According to Zhavoronkov, the keys to effective target discovery are the balance between novelty, confidence, and commercial tractability. While there are not any validated targets for ALS that directly induce a curative response, there are many clues in the existing literature that suggest certain pathways and targets might be more implicated in the disease than others.
“We looked at a man-made mass of text databases where we have several distinct AI scores that look at what has been done before in that particular space and which targets are likely to work based on the literature projections,” Zhavoronkov explained. “But we wanted to prioritize novelty in this particular exercise. And when you’re looking for novelty, you’re relying more on biological data and specific Omics data. We generated models to answer the question, ‘Which targets are more implicated in ALS?’ We are looking at healthy patients and patients with disease and comparing them in many different ways using multiple AIs to understand which genes are more implicated in ALS, as well as which ones are causal and which ones can be targeted with drugs that can penetrate the brain. That’s where we get the novelty. Then we combine that with text-based scores and prioritize novelty and confidence.”
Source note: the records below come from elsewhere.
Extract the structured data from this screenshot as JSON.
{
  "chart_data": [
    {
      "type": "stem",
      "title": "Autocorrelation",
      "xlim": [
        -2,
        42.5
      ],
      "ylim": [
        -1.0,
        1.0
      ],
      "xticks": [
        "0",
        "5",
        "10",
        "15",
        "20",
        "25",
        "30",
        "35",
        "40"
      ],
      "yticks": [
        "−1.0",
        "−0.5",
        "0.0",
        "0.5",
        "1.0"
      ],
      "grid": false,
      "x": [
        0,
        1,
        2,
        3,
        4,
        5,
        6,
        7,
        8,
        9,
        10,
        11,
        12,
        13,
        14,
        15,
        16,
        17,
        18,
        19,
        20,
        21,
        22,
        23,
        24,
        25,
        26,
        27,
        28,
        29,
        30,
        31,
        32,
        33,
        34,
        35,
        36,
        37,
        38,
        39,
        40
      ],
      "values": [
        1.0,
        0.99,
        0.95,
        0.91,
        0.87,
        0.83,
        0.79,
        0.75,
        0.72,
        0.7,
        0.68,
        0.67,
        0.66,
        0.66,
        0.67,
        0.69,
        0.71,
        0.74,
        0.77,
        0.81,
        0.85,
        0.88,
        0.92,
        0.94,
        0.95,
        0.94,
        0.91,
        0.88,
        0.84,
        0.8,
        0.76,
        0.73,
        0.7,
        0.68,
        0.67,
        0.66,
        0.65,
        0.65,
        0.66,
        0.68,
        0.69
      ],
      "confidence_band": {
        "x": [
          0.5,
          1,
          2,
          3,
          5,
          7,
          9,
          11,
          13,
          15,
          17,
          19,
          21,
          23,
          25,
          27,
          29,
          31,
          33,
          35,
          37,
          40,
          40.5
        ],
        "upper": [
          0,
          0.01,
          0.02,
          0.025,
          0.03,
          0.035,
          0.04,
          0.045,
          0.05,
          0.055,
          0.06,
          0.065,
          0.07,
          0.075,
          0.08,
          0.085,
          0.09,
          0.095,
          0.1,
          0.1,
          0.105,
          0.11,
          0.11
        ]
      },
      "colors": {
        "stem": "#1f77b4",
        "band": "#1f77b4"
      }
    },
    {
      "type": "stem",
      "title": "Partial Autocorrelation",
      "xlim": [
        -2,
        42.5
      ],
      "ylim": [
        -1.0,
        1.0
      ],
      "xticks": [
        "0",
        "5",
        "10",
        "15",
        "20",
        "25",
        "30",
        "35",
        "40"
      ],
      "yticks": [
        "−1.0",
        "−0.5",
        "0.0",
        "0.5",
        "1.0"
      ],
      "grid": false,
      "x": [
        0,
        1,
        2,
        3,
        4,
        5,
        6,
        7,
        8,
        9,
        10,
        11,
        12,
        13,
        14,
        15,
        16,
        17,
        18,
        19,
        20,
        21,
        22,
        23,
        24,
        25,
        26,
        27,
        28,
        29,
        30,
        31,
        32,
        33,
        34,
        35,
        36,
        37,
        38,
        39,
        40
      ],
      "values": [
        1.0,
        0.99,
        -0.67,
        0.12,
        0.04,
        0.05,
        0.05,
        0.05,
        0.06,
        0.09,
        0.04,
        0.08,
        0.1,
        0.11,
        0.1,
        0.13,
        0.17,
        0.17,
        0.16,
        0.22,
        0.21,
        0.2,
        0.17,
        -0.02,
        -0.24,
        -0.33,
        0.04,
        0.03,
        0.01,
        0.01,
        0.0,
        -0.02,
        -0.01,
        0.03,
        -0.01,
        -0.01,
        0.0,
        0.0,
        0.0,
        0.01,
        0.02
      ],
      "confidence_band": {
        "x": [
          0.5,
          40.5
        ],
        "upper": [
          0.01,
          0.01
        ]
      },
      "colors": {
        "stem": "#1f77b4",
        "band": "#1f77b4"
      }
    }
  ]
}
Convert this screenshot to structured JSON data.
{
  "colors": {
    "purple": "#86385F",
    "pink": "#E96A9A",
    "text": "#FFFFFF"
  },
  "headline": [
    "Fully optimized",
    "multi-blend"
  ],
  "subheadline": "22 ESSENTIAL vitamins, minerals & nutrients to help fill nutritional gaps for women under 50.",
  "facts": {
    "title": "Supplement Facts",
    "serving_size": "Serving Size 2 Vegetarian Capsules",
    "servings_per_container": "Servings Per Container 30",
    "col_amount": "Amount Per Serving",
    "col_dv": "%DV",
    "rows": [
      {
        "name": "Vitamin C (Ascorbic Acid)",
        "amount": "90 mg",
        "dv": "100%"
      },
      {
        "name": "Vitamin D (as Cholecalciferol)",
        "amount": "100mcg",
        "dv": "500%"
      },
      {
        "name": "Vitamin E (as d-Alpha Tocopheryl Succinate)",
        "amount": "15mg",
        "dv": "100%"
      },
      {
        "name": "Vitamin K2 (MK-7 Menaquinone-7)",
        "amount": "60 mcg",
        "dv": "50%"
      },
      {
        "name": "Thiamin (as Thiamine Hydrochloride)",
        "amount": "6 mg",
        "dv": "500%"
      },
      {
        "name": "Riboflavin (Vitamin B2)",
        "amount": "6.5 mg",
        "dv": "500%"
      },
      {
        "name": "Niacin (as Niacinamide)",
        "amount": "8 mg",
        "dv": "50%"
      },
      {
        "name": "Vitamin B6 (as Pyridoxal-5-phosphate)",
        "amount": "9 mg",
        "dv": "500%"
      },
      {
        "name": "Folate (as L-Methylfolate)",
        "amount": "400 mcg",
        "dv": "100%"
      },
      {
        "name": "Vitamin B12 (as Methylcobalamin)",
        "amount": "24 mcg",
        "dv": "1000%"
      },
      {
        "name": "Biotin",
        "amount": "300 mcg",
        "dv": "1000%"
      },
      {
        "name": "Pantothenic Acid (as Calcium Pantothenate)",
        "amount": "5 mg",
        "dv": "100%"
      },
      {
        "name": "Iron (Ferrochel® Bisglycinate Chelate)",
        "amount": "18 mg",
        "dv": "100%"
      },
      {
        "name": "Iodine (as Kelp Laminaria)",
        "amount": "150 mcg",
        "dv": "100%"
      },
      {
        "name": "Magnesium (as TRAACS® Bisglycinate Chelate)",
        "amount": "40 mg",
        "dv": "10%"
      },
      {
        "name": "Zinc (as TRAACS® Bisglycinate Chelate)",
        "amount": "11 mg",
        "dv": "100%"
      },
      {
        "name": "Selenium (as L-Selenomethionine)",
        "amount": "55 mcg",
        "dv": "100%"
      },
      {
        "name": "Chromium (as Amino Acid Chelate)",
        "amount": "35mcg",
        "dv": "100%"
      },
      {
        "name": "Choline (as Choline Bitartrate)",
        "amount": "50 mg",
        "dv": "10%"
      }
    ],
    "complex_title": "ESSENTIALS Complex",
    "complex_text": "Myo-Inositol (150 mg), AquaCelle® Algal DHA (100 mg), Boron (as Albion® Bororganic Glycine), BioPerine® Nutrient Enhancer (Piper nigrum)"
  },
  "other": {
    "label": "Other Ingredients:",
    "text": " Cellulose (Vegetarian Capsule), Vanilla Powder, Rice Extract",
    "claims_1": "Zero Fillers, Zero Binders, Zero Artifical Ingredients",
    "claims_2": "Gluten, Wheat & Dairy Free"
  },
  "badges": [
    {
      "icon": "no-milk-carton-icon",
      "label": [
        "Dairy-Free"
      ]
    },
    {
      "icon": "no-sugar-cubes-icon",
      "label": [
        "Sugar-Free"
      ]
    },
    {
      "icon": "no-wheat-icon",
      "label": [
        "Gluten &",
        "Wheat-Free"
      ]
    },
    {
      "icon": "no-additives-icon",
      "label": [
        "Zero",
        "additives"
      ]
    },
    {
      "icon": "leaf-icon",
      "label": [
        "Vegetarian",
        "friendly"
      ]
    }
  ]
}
Zhavoronkov said the ALS-based research and AI could also be a pathway to developing specific programs for other disease states.
“We are very focused on the convergence of AI for drug discovery and aging research,” he said. We as humans change in time, and after reaching our peak we begin to lose function and die regardless of the diseases we get. So, we try to teach AI to recognize those minute changes in time, establish causality, and then establish those minute changes that trigger the shift from normal aging into disease.”
1. Pun FW, Hei Man Liu B, Long X, Leung HW, Ho Duen Leung G. Identification of therapeutic targets for amyotrophic lateral sclerosis using pandaomics – an AI-enabled biological target discovery platform. Front Aging Neurosci. 2022;14:914017.